具体的な話をします。道場で稽古をしていると「身体が硬い人は精神も硬い」ということがよくわかります。その逆(「身体が柔らかい人は精神も柔らかい」)は必ずしも真ではありませんが、身体的なこわばりと精神的なこわばりは高い相関を示します。それが際立つのは(まことにお気の毒なことですが)中高年男性たちです。とりわけ、社会的地位の高い方たちです。
彼らに共通するのは「視覚優位」と「手優位」です。「目で見えるものにしか関心を示さない」、「何でも手で操作しようとする」とも言い換えられます。これは「トップダウン」の指揮系統になじんだ人間に際立つ身体的傾向であると申し上げて宜しいでしょう。
「ほう・れん・そう」とうるさく部下に命じるようなタイプにとくに際立つ特徴なのかもしれません。組織内で起きているすべての出来事を可視化することを要求する。自分の手が届く範囲ですべての問題を処理しようとする。そういう気持ちもわからないでもありません。でも残念ながら、それではほんとうにリスキーな事態には対応出来ません。危険は必ずしも「目に見えるかたち」をするわけではありませんし、「手の届く範囲」にのみ出来するわけでもありません。ほとんどの場合、そうではありません。ですから、武道的な身体運用では、危機に対処するためには使える身体資源のすべてを動員することが求められます。

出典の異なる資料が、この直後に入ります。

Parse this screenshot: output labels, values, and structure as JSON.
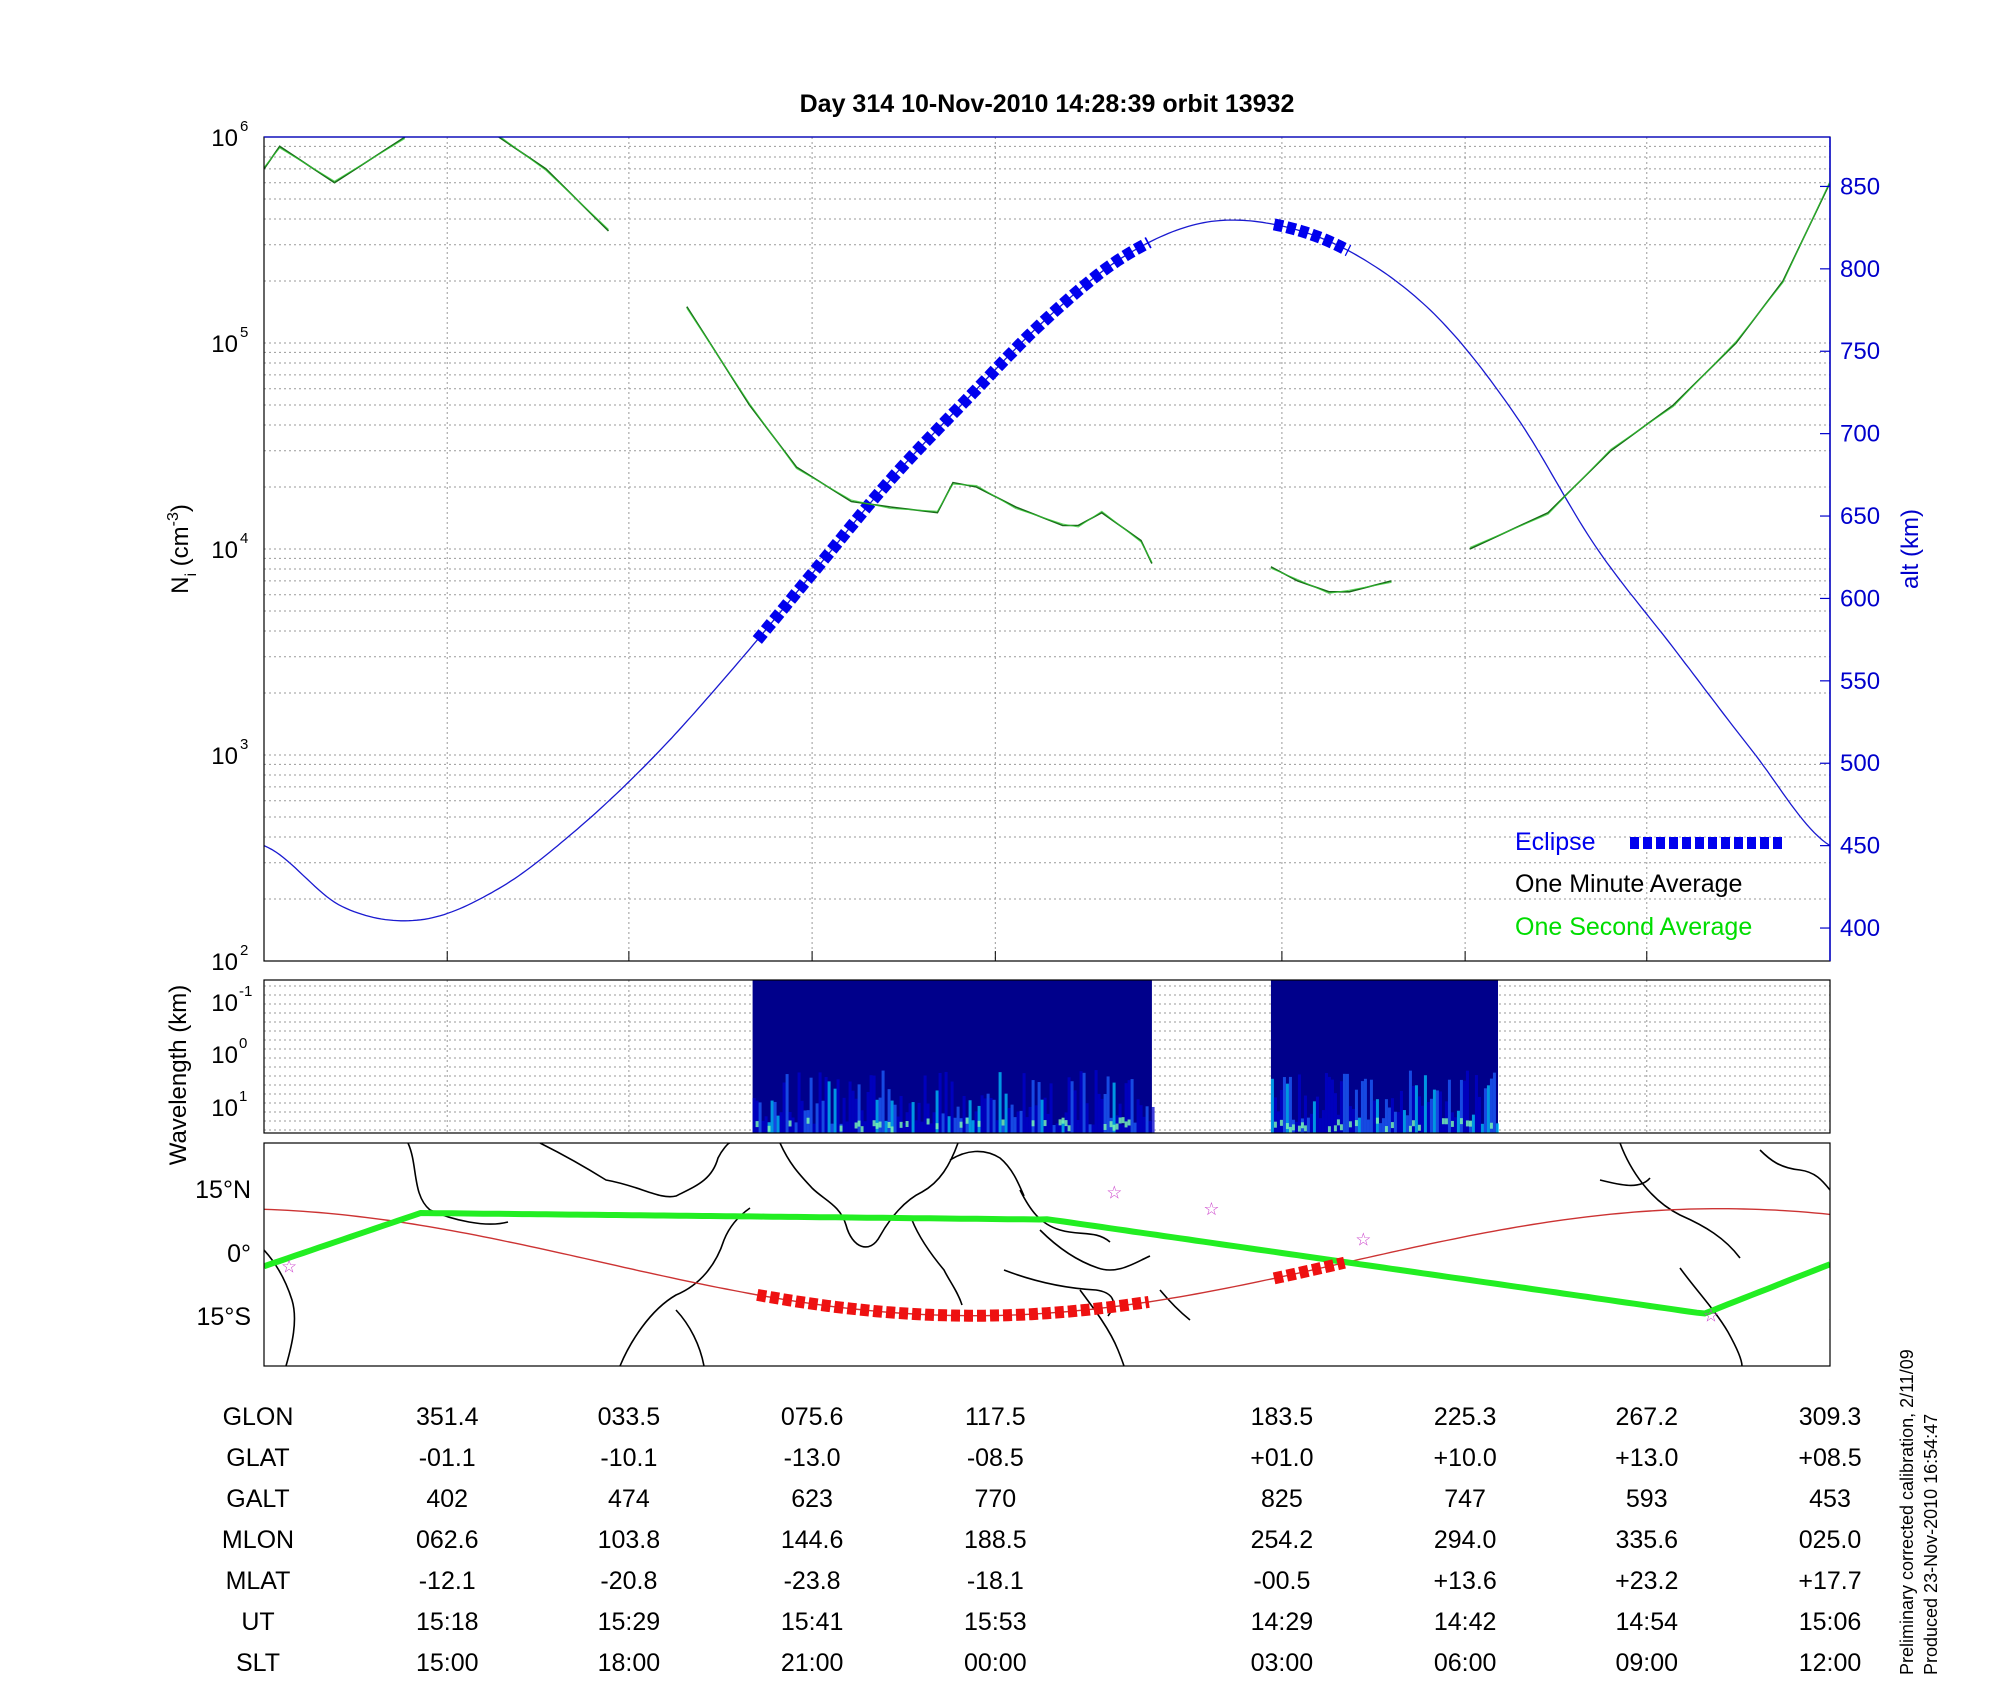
{
  "chart_data": [
    {
      "type": "line",
      "title": "Day 314  10-Nov-2010 14:28:39   orbit 13932",
      "ylabel_left": "N",
      "ylabel_left_sub": "i",
      "ylabel_left_unit_pre": "(cm",
      "ylabel_left_unit_exp": "-3",
      "ylabel_left_unit_post": ")",
      "ylabel_right": "alt (km)",
      "y_scale": "log",
      "ylim": [
        100,
        1000000
      ],
      "y_ticks": [
        {
          "base": "10",
          "exp": "2",
          "value": 100
        },
        {
          "base": "10",
          "exp": "3",
          "value": 1000
        },
        {
          "base": "10",
          "exp": "4",
          "value": 10000
        },
        {
          "base": "10",
          "exp": "5",
          "value": 100000
        },
        {
          "base": "10",
          "exp": "6",
          "value": 1000000
        }
      ],
      "y2lim": [
        380,
        880
      ],
      "y2_ticks": [
        "400",
        "450",
        "500",
        "550",
        "600",
        "650",
        "700",
        "750",
        "800",
        "850"
      ],
      "grid": true,
      "legend_position": "bottom-right",
      "legend": [
        {
          "label": "Eclipse",
          "color": "#0000ff",
          "style": "thick-dashed"
        },
        {
          "label": "One Minute Average",
          "color": "#000000",
          "style": "line"
        },
        {
          "label": "One Second Average",
          "color": "#00dd00",
          "style": "line"
        }
      ],
      "series": [
        {
          "name": "Eclipse",
          "note": "altitude trace (right axis); thick dashed where in eclipse",
          "eclipse_segments": [
            [
              0.315,
              0.567
            ],
            [
              0.643,
              0.693
            ]
          ],
          "x": [
            0.0,
            0.05,
            0.1,
            0.15,
            0.2,
            0.25,
            0.3,
            0.35,
            0.4,
            0.45,
            0.5,
            0.55,
            0.6,
            0.65,
            0.7,
            0.75,
            0.8,
            0.85,
            0.9,
            0.95,
            1.0
          ],
          "alt_km": [
            450,
            413,
            405,
            424,
            460,
            505,
            558,
            615,
            672,
            722,
            770,
            808,
            828,
            826,
            807,
            770,
            710,
            632,
            570,
            508,
            450
          ]
        },
        {
          "name": "One Minute Average",
          "x": [
            0.0,
            0.01,
            0.045,
            0.09,
            0.15,
            0.18,
            0.22,
            0.27,
            0.31,
            0.34,
            0.375,
            0.4,
            0.43,
            0.44,
            0.455,
            0.48,
            0.51,
            0.52,
            0.535,
            0.56,
            0.567,
            0.643,
            0.66,
            0.68,
            0.693,
            0.72,
            0.77,
            0.82,
            0.86,
            0.9,
            0.94,
            0.97,
            1.0
          ],
          "y": [
            700000,
            900000,
            600000,
            1000000,
            1000000,
            700000,
            350000,
            150000,
            50000,
            25000,
            17000,
            16000,
            15000,
            21000,
            20000,
            16000,
            13000,
            13000,
            15000,
            11000,
            8500,
            8200,
            7000,
            6200,
            6200,
            7000,
            10000,
            15000,
            30000,
            50000,
            100000,
            200000,
            600000
          ]
        }
      ],
      "x_positions_frac_of_track": [
        0.117,
        0.233,
        0.35,
        0.467,
        0.65,
        0.767,
        0.883,
        1.0
      ]
    },
    {
      "type": "heatmap",
      "ylabel": "Wavelength (km)",
      "y_ticks": [
        {
          "base": "10",
          "exp": "-1"
        },
        {
          "base": "10",
          "exp": "0"
        },
        {
          "base": "10",
          "exp": "1"
        }
      ],
      "colorscale": [
        "#00008b",
        "#0000cd",
        "#1e62ff",
        "#00c8ff",
        "#7dffb0"
      ],
      "data_segments": [
        [
          0.312,
          0.567
        ],
        [
          0.643,
          0.788
        ]
      ]
    },
    {
      "type": "map",
      "y_ticks": [
        "15°N",
        "0°",
        "15°S"
      ],
      "ground_track_color": "#22ee22",
      "magnetic_equator_color": "#cc3333",
      "eclipse_color": "#ee1111",
      "stars_color": "#cc44cc"
    }
  ],
  "ephemeris": {
    "rows": [
      {
        "label": "GLON",
        "values": [
          "351.4",
          "033.5",
          "075.6",
          "117.5",
          "183.5",
          "225.3",
          "267.2",
          "309.3"
        ]
      },
      {
        "label": "GLAT",
        "values": [
          "-01.1",
          "-10.1",
          "-13.0",
          "-08.5",
          "+01.0",
          "+10.0",
          "+13.0",
          "+08.5"
        ]
      },
      {
        "label": "GALT",
        "values": [
          "402",
          "474",
          "623",
          "770",
          "825",
          "747",
          "593",
          "453"
        ]
      },
      {
        "label": "MLON",
        "values": [
          "062.6",
          "103.8",
          "144.6",
          "188.5",
          "254.2",
          "294.0",
          "335.6",
          "025.0"
        ]
      },
      {
        "label": "MLAT",
        "values": [
          "-12.1",
          "-20.8",
          "-23.8",
          "-18.1",
          "-00.5",
          "+13.6",
          "+23.2",
          "+17.7"
        ]
      },
      {
        "label": "UT",
        "values": [
          "15:18",
          "15:29",
          "15:41",
          "15:53",
          "14:29",
          "14:42",
          "14:54",
          "15:06"
        ]
      },
      {
        "label": "SLT",
        "values": [
          "15:00",
          "18:00",
          "21:00",
          "00:00",
          "03:00",
          "06:00",
          "09:00",
          "12:00"
        ]
      }
    ]
  },
  "footnote": {
    "line1": "Preliminary corrected calibration, 2/11/09",
    "line2": "Produced 23-Nov-2010 16:54:47"
  }
}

五感のうちとりわけ重要なのは「皮膚感覚」です。「ぞっとする」とか「肌に粟を生じる」とか「ざわざわする」といった慣用語の存在が示す通り、危険の接近にもっとも鋭く反応するのは皮膚です。危険の切迫を感知して、安全な動線を探ってそれを回避するくらいのことは単細胞生物でもやっています。ゾウリムシにできることが人間にできないはずがない。
でも皮膚感覚を鋭敏にして危機の切迫を予知し、危険を回避できる動線を直感する能力の開発に「視覚」と「手」にこだわる方々は意欲的ではありません。」
「トップダウンが身になじんだ人は現場に権限委譲することを嫌う傾向があります。(略)

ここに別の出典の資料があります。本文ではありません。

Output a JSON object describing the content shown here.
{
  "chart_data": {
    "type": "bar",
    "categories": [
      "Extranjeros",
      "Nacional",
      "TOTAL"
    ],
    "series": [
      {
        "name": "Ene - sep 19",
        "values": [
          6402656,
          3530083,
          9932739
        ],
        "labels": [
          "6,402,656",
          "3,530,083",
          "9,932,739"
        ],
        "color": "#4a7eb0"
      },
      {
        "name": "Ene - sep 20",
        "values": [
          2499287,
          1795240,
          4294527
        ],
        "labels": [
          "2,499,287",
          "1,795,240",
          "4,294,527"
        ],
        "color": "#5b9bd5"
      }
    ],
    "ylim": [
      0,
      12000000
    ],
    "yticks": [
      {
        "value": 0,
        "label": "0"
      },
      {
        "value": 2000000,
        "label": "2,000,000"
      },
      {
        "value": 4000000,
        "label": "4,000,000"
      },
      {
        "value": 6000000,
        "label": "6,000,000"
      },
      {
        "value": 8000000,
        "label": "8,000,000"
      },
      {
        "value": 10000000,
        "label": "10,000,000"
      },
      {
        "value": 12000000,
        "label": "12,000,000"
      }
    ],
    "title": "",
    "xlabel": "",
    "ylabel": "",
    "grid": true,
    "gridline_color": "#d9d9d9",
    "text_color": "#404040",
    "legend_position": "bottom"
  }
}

現場でどんどん自由裁量してよいということを道場では教えています。そのためには彼ら、彼女らに深く内面化している組織文化をいったん解除しなければなりません。あなたがたの社会観そのものを解除しないと、なかなか合気道うまくならにですよと教えなければならない。でもさいわいなことにその逆も成り立ちます。つまり、術技が上達すると社会観もそれにつれて変わってゆく。(略)
それまで摂取されなかった微細なシグナルが感知できるようになる。緊急事態の対応は現場に任せてしまった方が上意下達より効率的であることが経験的にわかってくる。学術的な意味で「心身相関」を論じる場合には、真理が身体に症状化するケースがほとんどで、身体操作を変えると当人の世界観が変わるというようなケースはあまり語られません。」